When illegal income is taxed, questions about deduction of expenditure tainted with illegality arise.
Possession of heroin is an offence under the Narcotic Drugs and Psychotropic Substances Act, 1985. Quereshi is a doctor by profession. The CBI and the Income-Tax Department raided his residential premises in 1985. In this raid, one clandestinely-run laboratory manufacturing heroin, along with several contraband drugs, was discovered.
All these contraband articles were seized and proceedings under the Narcotic Drugs and Psychotropic Substances Act, 1985 were initiated against the assessee.
In the income-tax assessment 1986-87, the doctor claimed that the value of the contraband article seized from his possession worked out to Rs 5.50 lakh. Since the heroin seized from him formed part of stock-in-trade, his loss on account of seizure was an allowable deduction while computing the profits and gains of business and profession.
The assessing officer (AO) rejected this claim and added the Rs 5.5 lakh as income from undisclosed sources. The Tribunal allowed the doctor's appeal and the Department took up the matter in appeal before the Madhya Pradesh High Court. For the doctor, reliance was placed on the Supreme Court ruling in the Piara Singh (124 ITR 40) case.
The Madhya Pradesh High Court took the view that the ruling in the Piara case was superseded by the Explanation to Section 37 of the I-T Act, 1961 inserted by the Finance (No. 2) Act, 1998, retrospectively with effect from April 1, 1962.
The Explanation laid down that for the removal of doubts, any expenditure incurred by an assessee for any purpose which is an offence or which is prohibited by law shall not be deemed to have been incurred for the purpose of business or profession and no deduction or allowance shall be made in respect of such expenditure.
The court was of the view that the rigour of the Explanation to Section 37 was fully satisfied and, hence, the question of claiming deduction for the value of the seized article did not arise; the assessee was not entitled to claim any such deduction since he was found indulging in such heinous and illegal business unconnected with his pious professional activity. It was a disgrace for the doctor community where one doctor was found indulging in such kind of activities against humanity.

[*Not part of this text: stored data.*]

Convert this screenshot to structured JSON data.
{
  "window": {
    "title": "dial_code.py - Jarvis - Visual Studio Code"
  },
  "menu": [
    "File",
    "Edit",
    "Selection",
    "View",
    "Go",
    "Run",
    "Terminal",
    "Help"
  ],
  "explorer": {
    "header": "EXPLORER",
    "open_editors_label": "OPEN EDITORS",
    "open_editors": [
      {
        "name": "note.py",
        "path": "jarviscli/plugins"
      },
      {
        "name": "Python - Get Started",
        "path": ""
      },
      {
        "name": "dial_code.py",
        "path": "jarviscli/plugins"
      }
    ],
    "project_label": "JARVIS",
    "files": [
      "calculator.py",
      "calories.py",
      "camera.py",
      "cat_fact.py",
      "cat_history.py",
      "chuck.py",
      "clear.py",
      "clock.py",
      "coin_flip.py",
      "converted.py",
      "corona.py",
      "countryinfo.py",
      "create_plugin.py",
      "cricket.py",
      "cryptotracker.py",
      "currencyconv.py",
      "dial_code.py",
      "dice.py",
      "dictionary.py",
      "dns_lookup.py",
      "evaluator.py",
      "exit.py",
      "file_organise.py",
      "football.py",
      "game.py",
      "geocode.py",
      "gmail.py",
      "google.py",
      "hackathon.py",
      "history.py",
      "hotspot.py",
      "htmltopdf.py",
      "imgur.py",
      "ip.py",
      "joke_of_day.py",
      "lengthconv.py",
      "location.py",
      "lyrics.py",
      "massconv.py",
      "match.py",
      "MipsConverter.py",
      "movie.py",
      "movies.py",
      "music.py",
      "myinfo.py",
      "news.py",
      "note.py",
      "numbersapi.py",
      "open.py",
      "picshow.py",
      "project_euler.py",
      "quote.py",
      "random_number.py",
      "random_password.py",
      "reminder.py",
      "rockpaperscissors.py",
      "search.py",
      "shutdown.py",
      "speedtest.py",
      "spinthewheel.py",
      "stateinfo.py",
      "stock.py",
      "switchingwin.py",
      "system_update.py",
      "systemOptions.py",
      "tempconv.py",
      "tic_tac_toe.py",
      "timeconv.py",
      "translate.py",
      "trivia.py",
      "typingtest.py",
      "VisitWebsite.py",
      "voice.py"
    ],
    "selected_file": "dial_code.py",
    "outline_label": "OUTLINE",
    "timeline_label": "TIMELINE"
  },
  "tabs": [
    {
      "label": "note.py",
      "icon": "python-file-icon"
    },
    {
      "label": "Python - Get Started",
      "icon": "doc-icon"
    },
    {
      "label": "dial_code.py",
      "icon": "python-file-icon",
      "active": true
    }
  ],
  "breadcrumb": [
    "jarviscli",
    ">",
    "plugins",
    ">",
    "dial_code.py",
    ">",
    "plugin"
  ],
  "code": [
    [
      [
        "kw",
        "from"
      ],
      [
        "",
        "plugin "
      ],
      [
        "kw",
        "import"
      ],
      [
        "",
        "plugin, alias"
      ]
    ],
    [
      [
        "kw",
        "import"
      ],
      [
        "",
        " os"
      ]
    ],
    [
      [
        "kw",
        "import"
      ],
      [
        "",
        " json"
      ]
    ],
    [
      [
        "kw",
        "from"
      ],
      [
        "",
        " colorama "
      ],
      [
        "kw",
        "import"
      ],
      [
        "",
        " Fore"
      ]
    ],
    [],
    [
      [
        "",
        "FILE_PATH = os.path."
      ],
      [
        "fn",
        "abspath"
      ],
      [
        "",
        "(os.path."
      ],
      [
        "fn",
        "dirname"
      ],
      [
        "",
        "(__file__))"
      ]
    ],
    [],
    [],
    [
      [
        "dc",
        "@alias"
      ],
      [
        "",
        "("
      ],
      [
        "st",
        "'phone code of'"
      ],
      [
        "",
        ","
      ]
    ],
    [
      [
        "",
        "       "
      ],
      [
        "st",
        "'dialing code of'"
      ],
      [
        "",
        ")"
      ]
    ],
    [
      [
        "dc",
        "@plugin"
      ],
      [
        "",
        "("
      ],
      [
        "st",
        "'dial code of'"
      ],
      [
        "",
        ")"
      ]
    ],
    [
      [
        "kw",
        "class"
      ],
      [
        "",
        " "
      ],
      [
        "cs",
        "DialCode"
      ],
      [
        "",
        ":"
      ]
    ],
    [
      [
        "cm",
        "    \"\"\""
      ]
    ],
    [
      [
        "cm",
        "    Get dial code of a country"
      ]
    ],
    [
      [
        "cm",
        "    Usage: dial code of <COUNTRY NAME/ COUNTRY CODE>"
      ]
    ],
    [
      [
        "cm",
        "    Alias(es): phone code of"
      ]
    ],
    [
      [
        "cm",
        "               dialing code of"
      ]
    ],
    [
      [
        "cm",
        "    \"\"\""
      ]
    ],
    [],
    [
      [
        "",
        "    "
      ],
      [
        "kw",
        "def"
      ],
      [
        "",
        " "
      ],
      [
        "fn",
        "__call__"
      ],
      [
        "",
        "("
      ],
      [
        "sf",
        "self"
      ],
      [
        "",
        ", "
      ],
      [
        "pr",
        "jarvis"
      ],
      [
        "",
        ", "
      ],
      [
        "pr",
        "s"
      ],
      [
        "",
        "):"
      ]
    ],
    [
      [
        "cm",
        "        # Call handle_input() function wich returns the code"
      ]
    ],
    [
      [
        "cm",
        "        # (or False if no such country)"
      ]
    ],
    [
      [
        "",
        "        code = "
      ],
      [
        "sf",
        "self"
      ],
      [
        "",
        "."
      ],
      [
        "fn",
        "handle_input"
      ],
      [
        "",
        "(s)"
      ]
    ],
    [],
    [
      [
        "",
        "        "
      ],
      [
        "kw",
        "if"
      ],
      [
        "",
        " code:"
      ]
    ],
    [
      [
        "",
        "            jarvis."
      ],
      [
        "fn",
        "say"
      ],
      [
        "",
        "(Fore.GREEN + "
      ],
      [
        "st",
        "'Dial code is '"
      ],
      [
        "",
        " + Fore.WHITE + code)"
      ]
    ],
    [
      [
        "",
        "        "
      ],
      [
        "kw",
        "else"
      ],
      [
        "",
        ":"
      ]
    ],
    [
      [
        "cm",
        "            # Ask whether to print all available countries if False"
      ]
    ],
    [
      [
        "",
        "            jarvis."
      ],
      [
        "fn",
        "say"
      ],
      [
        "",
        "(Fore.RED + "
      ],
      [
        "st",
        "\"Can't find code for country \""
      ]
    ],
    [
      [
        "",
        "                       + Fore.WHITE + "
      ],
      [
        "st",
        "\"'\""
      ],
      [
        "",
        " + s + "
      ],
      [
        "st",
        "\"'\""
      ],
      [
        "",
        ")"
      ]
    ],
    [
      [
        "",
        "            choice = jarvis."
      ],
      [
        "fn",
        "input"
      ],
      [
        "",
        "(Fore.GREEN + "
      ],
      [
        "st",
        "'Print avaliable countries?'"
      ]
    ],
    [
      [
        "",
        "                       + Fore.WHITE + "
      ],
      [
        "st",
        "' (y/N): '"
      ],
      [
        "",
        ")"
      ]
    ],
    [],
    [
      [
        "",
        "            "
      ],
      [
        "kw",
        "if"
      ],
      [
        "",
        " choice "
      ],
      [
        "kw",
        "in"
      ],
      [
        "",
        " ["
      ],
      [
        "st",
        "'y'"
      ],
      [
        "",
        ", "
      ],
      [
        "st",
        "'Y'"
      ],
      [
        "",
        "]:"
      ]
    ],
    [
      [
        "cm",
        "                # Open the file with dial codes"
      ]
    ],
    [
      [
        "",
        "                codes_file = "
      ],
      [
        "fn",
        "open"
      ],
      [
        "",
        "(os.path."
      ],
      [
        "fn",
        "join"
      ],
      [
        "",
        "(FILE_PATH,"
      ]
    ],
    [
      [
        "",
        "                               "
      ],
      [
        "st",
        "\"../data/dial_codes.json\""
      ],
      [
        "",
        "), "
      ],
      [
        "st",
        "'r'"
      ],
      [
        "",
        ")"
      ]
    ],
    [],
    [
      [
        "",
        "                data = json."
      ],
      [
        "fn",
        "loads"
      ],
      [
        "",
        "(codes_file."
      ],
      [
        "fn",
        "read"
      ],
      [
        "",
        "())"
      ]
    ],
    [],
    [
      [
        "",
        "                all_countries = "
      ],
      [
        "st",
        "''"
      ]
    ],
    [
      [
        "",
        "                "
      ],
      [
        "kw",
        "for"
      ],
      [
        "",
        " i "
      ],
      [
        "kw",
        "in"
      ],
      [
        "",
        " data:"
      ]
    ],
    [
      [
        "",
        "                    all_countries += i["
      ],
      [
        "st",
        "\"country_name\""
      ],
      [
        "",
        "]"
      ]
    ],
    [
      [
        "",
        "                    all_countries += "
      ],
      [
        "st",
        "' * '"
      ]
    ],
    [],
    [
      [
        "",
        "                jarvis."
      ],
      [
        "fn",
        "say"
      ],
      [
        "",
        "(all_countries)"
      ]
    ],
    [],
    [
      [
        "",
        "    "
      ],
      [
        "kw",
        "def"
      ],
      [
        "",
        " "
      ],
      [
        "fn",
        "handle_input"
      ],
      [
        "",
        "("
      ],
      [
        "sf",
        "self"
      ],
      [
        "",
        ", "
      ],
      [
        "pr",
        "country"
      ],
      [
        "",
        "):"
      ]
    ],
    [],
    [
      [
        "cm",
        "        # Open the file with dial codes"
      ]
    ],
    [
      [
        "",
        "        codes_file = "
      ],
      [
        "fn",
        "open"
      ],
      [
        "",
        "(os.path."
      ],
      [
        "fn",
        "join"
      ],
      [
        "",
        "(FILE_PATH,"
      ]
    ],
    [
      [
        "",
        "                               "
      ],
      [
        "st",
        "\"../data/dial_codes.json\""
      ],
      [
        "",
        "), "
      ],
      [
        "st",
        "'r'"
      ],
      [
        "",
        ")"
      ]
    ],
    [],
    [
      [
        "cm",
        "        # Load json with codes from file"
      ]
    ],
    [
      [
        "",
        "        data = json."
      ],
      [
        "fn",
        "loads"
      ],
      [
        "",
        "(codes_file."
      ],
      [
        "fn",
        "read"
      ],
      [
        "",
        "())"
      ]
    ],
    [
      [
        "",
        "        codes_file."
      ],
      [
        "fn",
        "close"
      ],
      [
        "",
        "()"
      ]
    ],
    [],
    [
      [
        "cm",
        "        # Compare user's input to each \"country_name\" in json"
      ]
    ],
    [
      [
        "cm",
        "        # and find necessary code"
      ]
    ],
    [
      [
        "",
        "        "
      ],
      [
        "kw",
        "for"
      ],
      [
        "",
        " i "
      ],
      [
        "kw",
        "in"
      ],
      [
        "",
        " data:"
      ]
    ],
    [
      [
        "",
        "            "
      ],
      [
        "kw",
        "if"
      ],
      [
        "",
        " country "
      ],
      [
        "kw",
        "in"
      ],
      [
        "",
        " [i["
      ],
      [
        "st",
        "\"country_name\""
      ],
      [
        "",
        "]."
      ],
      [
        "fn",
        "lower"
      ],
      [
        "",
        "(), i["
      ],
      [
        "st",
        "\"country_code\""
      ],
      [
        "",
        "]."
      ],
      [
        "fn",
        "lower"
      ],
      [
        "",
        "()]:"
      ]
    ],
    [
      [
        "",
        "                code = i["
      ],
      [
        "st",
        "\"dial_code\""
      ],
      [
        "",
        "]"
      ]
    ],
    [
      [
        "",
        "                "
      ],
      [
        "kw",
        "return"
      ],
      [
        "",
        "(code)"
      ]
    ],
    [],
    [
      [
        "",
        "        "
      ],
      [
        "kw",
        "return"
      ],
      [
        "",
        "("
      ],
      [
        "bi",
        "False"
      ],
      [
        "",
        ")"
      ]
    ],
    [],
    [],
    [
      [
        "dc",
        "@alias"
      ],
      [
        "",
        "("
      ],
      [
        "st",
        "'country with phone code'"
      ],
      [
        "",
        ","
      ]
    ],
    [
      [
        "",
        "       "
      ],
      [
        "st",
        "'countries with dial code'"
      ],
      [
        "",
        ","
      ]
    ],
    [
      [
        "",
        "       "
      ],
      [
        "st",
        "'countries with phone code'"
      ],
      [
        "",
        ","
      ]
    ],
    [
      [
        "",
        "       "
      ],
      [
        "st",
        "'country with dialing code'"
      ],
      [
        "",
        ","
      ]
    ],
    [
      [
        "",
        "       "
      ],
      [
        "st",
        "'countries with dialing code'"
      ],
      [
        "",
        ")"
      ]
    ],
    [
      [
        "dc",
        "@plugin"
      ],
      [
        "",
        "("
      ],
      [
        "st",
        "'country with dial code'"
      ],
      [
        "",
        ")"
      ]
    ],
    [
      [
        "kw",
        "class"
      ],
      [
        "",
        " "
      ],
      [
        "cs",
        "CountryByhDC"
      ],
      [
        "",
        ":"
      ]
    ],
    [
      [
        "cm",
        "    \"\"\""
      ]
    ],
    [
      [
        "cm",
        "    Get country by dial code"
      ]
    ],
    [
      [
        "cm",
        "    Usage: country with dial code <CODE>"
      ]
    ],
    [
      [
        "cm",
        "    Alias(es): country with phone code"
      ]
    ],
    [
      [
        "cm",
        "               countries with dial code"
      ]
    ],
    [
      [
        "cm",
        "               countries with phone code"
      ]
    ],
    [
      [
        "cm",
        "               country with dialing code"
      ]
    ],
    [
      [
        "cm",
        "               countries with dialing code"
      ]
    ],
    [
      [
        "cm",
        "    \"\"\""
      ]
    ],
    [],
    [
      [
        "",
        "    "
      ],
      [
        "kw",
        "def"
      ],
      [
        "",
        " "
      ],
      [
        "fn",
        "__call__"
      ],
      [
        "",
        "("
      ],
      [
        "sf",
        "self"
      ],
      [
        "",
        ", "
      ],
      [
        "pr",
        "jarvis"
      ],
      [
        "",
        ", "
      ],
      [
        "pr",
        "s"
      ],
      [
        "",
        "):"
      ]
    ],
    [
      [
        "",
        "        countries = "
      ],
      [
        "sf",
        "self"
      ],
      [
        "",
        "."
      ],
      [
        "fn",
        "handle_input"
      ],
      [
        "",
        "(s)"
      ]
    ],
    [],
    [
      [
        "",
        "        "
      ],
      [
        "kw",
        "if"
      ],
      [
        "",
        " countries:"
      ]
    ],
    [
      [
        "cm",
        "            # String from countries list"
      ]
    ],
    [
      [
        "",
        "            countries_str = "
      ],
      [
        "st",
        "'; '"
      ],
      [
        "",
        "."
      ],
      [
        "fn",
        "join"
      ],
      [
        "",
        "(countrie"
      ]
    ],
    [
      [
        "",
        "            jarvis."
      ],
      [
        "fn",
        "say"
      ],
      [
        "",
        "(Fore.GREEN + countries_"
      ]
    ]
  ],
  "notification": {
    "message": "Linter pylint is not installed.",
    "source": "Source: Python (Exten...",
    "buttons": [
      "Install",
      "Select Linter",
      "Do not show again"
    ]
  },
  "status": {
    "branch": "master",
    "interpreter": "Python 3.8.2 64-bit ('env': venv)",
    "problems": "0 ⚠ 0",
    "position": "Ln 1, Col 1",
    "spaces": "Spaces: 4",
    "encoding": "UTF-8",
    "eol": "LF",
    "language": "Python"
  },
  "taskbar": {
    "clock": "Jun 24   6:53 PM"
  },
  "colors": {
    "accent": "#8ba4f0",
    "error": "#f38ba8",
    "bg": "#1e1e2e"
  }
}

The doctor went on appeal to the Supreme Court.
The Supreme Court ruling
The court opined that the facts were squarely covered by the decision in the Piara case (supra), where the court had held that loss arising out of confiscation of currency notes must be allowed as business loss. It observed: "The Explanation to Section 37 has really nothing to do with the present case, as it is not a case of business expenditure, but of business loss. Business losses are allowable on ordinary commercial principles in computing profits. Once it is found that the heroin seized formed part of the stock-in-trade of the assessee, it follows that the seizure and confiscation of such stock-in-trade has to be allowed as a business loss. Loss of stock-in-trade has to be considered as a trading loss."
According to the Supreme Court, the Madhya Pradesh High Court has adopted an emotional and moral approach rather than a legal approach. Law is different from morality. Cases are to be decided by courts on legal principles and not on one's own moral views. Quereshi succeeded before the Supreme Court in spite of being found to be an offender under the Narcotic Act.
Several vital issues emerge from the Supreme Court ruling (287 ITR page 547 SC) delivered by eminent jurist Markandey Katju. The apex court itself had held that the term "expenditure" in Section 37 would cover both losses and expenditure (Indian Molasses Ltd 37 ITR 66 SC). A watertight distinction may not always be possible between the two terms. The second issue concerns the taxability of income tainted with illegality. When such tainted income is taxed, questions about deduction of expenditure tainted with illegality arise.
The Cofeposa Act provides for confiscation of the smuggler's property. Probably a similar provision must be inserted in the I-T law to provide for confiscation of incomes earned from criminal and illegal activities. It looks odd that a person carries on criminal activities and he is still left with some incomes to be enjoyed on his own after paying the relevant income-tax due on his income.
The apex court said that the Explanation to Section 37 does not apply to the Quereshi case. Obviously the law requires to be amended further to bring out the fact that the Piara ruling is no longer valid. This is what the Madhya Pradesh High Court specifically pointed out in the Quereshi case (275 ITR 352).
If there is no such amendment in the ensuing Finance Bill, it will only mean that the insertion of the Explanation to Section 37 has not met the purpose for which it was intended. The 1998 amendment appears to have been defeated.
T. C. A. Ramanujam (The author is a former Chief Commissioner of Income-Tax.)